The HACM can also reportedly be deployed on fighter and bomber aircraft. Also, a B-52 can carry 20 or more HACMs, according to a Congressional Research Service report.Read:NTSB Wants All Cars to Come With Tech to Prevent Drunk-Driving
Mary Petryszyn, president of Northrop Grumman Defense Systems, said the Hypersonic Attack Cruise Missile introduces a new class of critical strategic weapons to the US military. He went on to say that their scramjet propulsion technology is ushering in a new era of faster, more survivable and competent weapons.
The Air Force has also shown strong interest in the HACM program, submitting a $316.8 million budget request for fiscal 2023, an increase of more than $257 million from last year.
The rapid development of hypersonic weapons by China and Russia prompted the US military to accelerate the development of such weapons.
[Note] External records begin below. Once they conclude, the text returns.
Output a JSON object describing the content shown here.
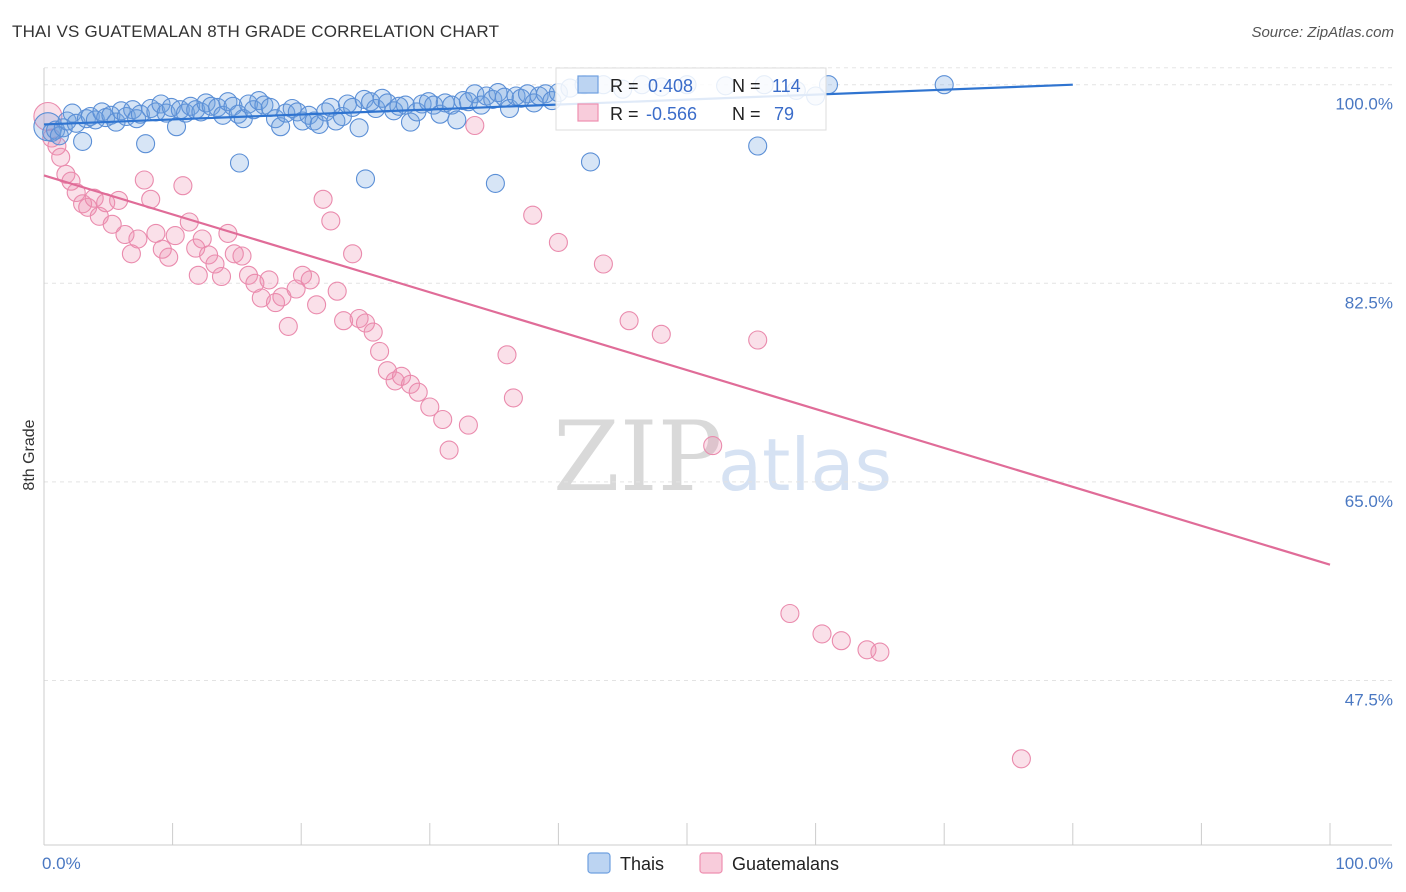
{
  "title": "THAI VS GUATEMALAN 8TH GRADE CORRELATION CHART",
  "source": "Source: ZipAtlas.com",
  "watermark": {
    "zip": "ZIP",
    "atlas": "atlas"
  },
  "legend": {
    "rows": [
      {
        "r_label": "R =",
        "r_value": "0.408",
        "n_label": "N =",
        "n_value": "114",
        "color": "#6fa0e0"
      },
      {
        "r_label": "R =",
        "r_value": "-0.566",
        "n_label": "N =",
        "n_value": "79",
        "color": "#ee8fb0"
      }
    ]
  },
  "chart_data": {
    "type": "scatter",
    "title": "THAI VS GUATEMALAN 8TH GRADE CORRELATION CHART",
    "xlabel": "",
    "ylabel": "8th Grade",
    "xlim": [
      0,
      100
    ],
    "ylim": [
      33,
      102
    ],
    "x_tick_labels": [
      "0.0%",
      "100.0%"
    ],
    "y_ticks": [
      100,
      82.5,
      65,
      47.5
    ],
    "y_tick_labels": [
      "100.0%",
      "82.5%",
      "65.0%",
      "47.5%"
    ],
    "grid": "horizontal dashed",
    "legend_position": "top-center",
    "series": [
      {
        "name": "Thais",
        "color": "#6fa0e0",
        "trend": {
          "x": [
            0,
            80
          ],
          "y": [
            96.5,
            100.0
          ]
        },
        "points": [
          [
            0.3,
            96.3
          ],
          [
            0.6,
            95.8
          ],
          [
            0.9,
            96.0
          ],
          [
            1.2,
            95.5
          ],
          [
            1.5,
            96.2
          ],
          [
            1.8,
            96.8
          ],
          [
            2.2,
            97.5
          ],
          [
            2.5,
            96.6
          ],
          [
            3.0,
            95.0
          ],
          [
            3.3,
            97.0
          ],
          [
            3.6,
            97.2
          ],
          [
            4.0,
            96.9
          ],
          [
            4.5,
            97.6
          ],
          [
            4.8,
            97.1
          ],
          [
            5.2,
            97.3
          ],
          [
            5.6,
            96.7
          ],
          [
            6.0,
            97.7
          ],
          [
            6.4,
            97.2
          ],
          [
            6.9,
            97.8
          ],
          [
            7.2,
            97.0
          ],
          [
            7.5,
            97.4
          ],
          [
            7.9,
            94.8
          ],
          [
            8.3,
            97.9
          ],
          [
            8.7,
            97.6
          ],
          [
            9.1,
            98.3
          ],
          [
            9.5,
            97.5
          ],
          [
            9.9,
            98.0
          ],
          [
            10.3,
            96.3
          ],
          [
            10.6,
            97.8
          ],
          [
            11.0,
            97.5
          ],
          [
            11.4,
            98.1
          ],
          [
            11.8,
            97.8
          ],
          [
            12.2,
            97.6
          ],
          [
            12.6,
            98.4
          ],
          [
            13.0,
            98.1
          ],
          [
            13.5,
            98.0
          ],
          [
            13.9,
            97.3
          ],
          [
            14.3,
            98.5
          ],
          [
            14.7,
            98.1
          ],
          [
            15.1,
            97.4
          ],
          [
            15.5,
            97.0
          ],
          [
            15.9,
            98.3
          ],
          [
            16.3,
            97.8
          ],
          [
            16.7,
            98.6
          ],
          [
            17.1,
            98.2
          ],
          [
            17.6,
            98.0
          ],
          [
            18.0,
            97.0
          ],
          [
            18.4,
            96.3
          ],
          [
            18.8,
            97.5
          ],
          [
            19.3,
            97.9
          ],
          [
            19.7,
            97.6
          ],
          [
            20.1,
            96.8
          ],
          [
            20.6,
            97.3
          ],
          [
            21.0,
            96.8
          ],
          [
            21.4,
            96.5
          ],
          [
            21.9,
            97.6
          ],
          [
            22.3,
            98.0
          ],
          [
            22.7,
            96.8
          ],
          [
            23.2,
            97.2
          ],
          [
            23.6,
            98.3
          ],
          [
            24.0,
            98.0
          ],
          [
            24.5,
            96.2
          ],
          [
            24.9,
            98.7
          ],
          [
            25.4,
            98.5
          ],
          [
            25.8,
            97.9
          ],
          [
            26.3,
            98.8
          ],
          [
            26.7,
            98.4
          ],
          [
            27.2,
            97.7
          ],
          [
            27.6,
            98.1
          ],
          [
            28.1,
            98.2
          ],
          [
            28.5,
            96.7
          ],
          [
            29.0,
            97.6
          ],
          [
            29.4,
            98.3
          ],
          [
            29.9,
            98.5
          ],
          [
            30.3,
            98.2
          ],
          [
            30.8,
            97.4
          ],
          [
            31.2,
            98.4
          ],
          [
            31.7,
            98.2
          ],
          [
            32.1,
            96.9
          ],
          [
            32.6,
            98.6
          ],
          [
            33.0,
            98.5
          ],
          [
            33.5,
            99.2
          ],
          [
            34.0,
            98.2
          ],
          [
            34.4,
            99.0
          ],
          [
            34.9,
            98.7
          ],
          [
            35.3,
            99.3
          ],
          [
            35.8,
            98.9
          ],
          [
            36.2,
            97.9
          ],
          [
            36.7,
            99.0
          ],
          [
            37.1,
            98.8
          ],
          [
            37.6,
            99.2
          ],
          [
            38.1,
            98.4
          ],
          [
            38.5,
            99.0
          ],
          [
            39.0,
            99.2
          ],
          [
            39.5,
            98.6
          ],
          [
            40.0,
            99.3
          ],
          [
            40.9,
            99.7
          ],
          [
            42.0,
            100.0
          ],
          [
            43.5,
            100.0
          ],
          [
            45.0,
            99.6
          ],
          [
            46.5,
            100.0
          ],
          [
            48.0,
            99.8
          ],
          [
            50.0,
            100.0
          ],
          [
            53.0,
            99.9
          ],
          [
            56.0,
            100.0
          ],
          [
            61.0,
            100.0
          ],
          [
            70.0,
            100.0
          ],
          [
            15.2,
            93.1
          ],
          [
            25.0,
            91.7
          ],
          [
            35.1,
            91.3
          ],
          [
            42.5,
            93.2
          ],
          [
            55.5,
            94.6
          ],
          [
            58.5,
            99.5
          ],
          [
            60.0,
            99.0
          ]
        ]
      },
      {
        "name": "Guatemalans",
        "color": "#ee8fb0",
        "trend": {
          "x": [
            0,
            100
          ],
          "y": [
            92.0,
            57.7
          ]
        },
        "points": [
          [
            0.3,
            97.2
          ],
          [
            0.6,
            95.3
          ],
          [
            1.0,
            94.6
          ],
          [
            1.3,
            93.6
          ],
          [
            1.7,
            92.1
          ],
          [
            2.1,
            91.5
          ],
          [
            2.5,
            90.5
          ],
          [
            3.0,
            89.5
          ],
          [
            3.4,
            89.2
          ],
          [
            3.9,
            90.0
          ],
          [
            4.3,
            88.4
          ],
          [
            4.8,
            89.6
          ],
          [
            5.3,
            87.7
          ],
          [
            5.8,
            89.8
          ],
          [
            6.3,
            86.8
          ],
          [
            6.8,
            85.1
          ],
          [
            7.3,
            86.4
          ],
          [
            7.8,
            91.6
          ],
          [
            8.3,
            89.9
          ],
          [
            8.7,
            86.9
          ],
          [
            9.2,
            85.5
          ],
          [
            9.7,
            84.8
          ],
          [
            10.2,
            86.7
          ],
          [
            10.8,
            91.1
          ],
          [
            11.3,
            87.9
          ],
          [
            11.8,
            85.6
          ],
          [
            12.3,
            86.4
          ],
          [
            12.8,
            85.0
          ],
          [
            13.3,
            84.2
          ],
          [
            13.8,
            83.1
          ],
          [
            14.3,
            86.9
          ],
          [
            14.8,
            85.1
          ],
          [
            15.4,
            84.9
          ],
          [
            15.9,
            83.2
          ],
          [
            16.4,
            82.5
          ],
          [
            16.9,
            81.2
          ],
          [
            17.5,
            82.8
          ],
          [
            18.0,
            80.8
          ],
          [
            18.5,
            81.3
          ],
          [
            19.0,
            78.7
          ],
          [
            19.6,
            82.0
          ],
          [
            20.1,
            83.2
          ],
          [
            20.7,
            82.8
          ],
          [
            21.2,
            80.6
          ],
          [
            21.7,
            89.9
          ],
          [
            22.3,
            88.0
          ],
          [
            22.8,
            81.8
          ],
          [
            23.3,
            79.2
          ],
          [
            24.0,
            85.1
          ],
          [
            24.5,
            79.4
          ],
          [
            25.0,
            79.0
          ],
          [
            25.6,
            78.2
          ],
          [
            26.1,
            76.5
          ],
          [
            26.7,
            74.8
          ],
          [
            27.3,
            73.9
          ],
          [
            27.8,
            74.3
          ],
          [
            28.5,
            73.6
          ],
          [
            29.1,
            72.9
          ],
          [
            30.0,
            71.6
          ],
          [
            31.0,
            70.5
          ],
          [
            31.5,
            67.8
          ],
          [
            33.0,
            70.0
          ],
          [
            36.0,
            76.2
          ],
          [
            36.5,
            72.4
          ],
          [
            38.0,
            88.5
          ],
          [
            40.0,
            86.1
          ],
          [
            43.5,
            84.2
          ],
          [
            45.5,
            79.2
          ],
          [
            48.0,
            78.0
          ],
          [
            52.0,
            68.2
          ],
          [
            55.5,
            77.5
          ],
          [
            58.0,
            53.4
          ],
          [
            60.5,
            51.6
          ],
          [
            62.0,
            51.0
          ],
          [
            64.0,
            50.2
          ],
          [
            65.0,
            50.0
          ],
          [
            76.0,
            40.6
          ],
          [
            12.0,
            83.2
          ],
          [
            33.5,
            96.4
          ]
        ]
      }
    ]
  },
  "bottom_legend": [
    {
      "label": "Thais",
      "color": "#6fa0e0"
    },
    {
      "label": "Guatemalans",
      "color": "#ee8fb0"
    }
  ]
}
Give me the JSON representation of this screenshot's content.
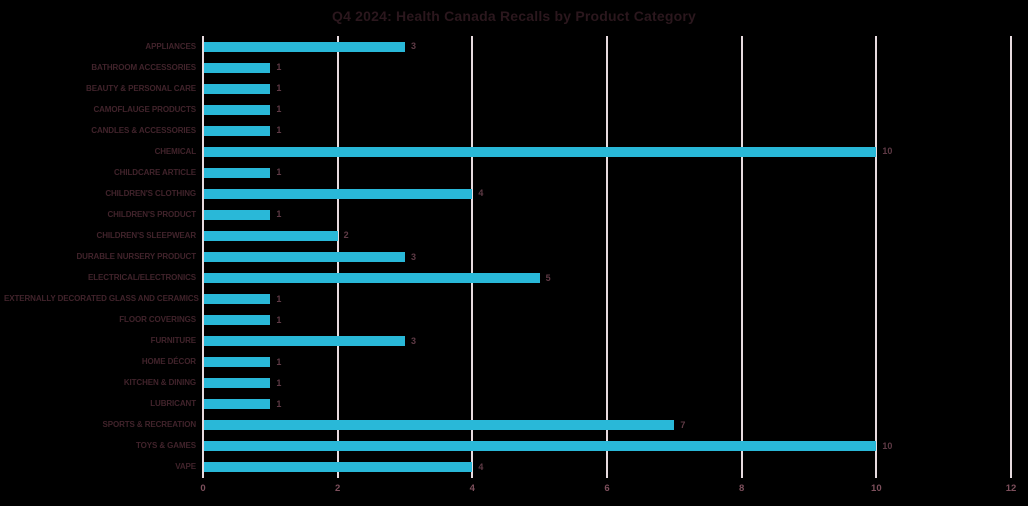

Moscow has already deployed the Tsirkon hypersonic anti-ship and land attack missile along with the Avangard hypersonic glider. Sergei Shoigu, Russia’s defense minister, previously stated that hypersonic weapons would be the mainstay of its future non-nuclear deterrent capability.
The US is also currently working on various types of hypersonic weapons. This includes cruise missiles powered by scramjet engines and gliders launched by missiles before sliding toward a ground target.Read:Manufacturing Execution Systems Market Size to Reach USD
The agency is testing the Lockheed Martin-built GM-183A Air-launched Rapid Response Weapon (ARRW), a hypersonic weapon that is launched into the atmosphere before sliding toward its target.
The United States Air Force, Army and Navy are all working on at least five hypersonic weapons projects. In addition, the Defense Advanced Research Projects Agency (DARPA) is working on four other projects.
Cooperation with Australia
The hypersonic attack cruise missile (HACM) is being developed in conjunction with the Australian government.
In 2020, the United States and Australian Air Forces signed a multi-year bilateral project agreement known as the Southern Cross Integrated Flight Research Experiment to produce prototypes of hypersonic cruise missiles.
The agency then awarded Raytheon, Boeing and Lockheed Martin 15-month SCIFiRE contracts in June 2021 to complete conceptual designs for a hypersonic cruise missile. Meanwhile, the two countries want to continue their cooperation in the future.
The Air Force stated in a press release that the United States and Australia would continue to collaborate on the design and development of HACM under the SCIFiRE agreement.
As part of the ongoing collaboration, HACM will use the Australian test infrastructure for its first all-round flight testing.
A shortage of testing facilities has significantly hampered the development of hypersonic weapons in the United States. Lawmakers and DoD officials are exploring options to expand testing facilities to address the lack of testing facilities.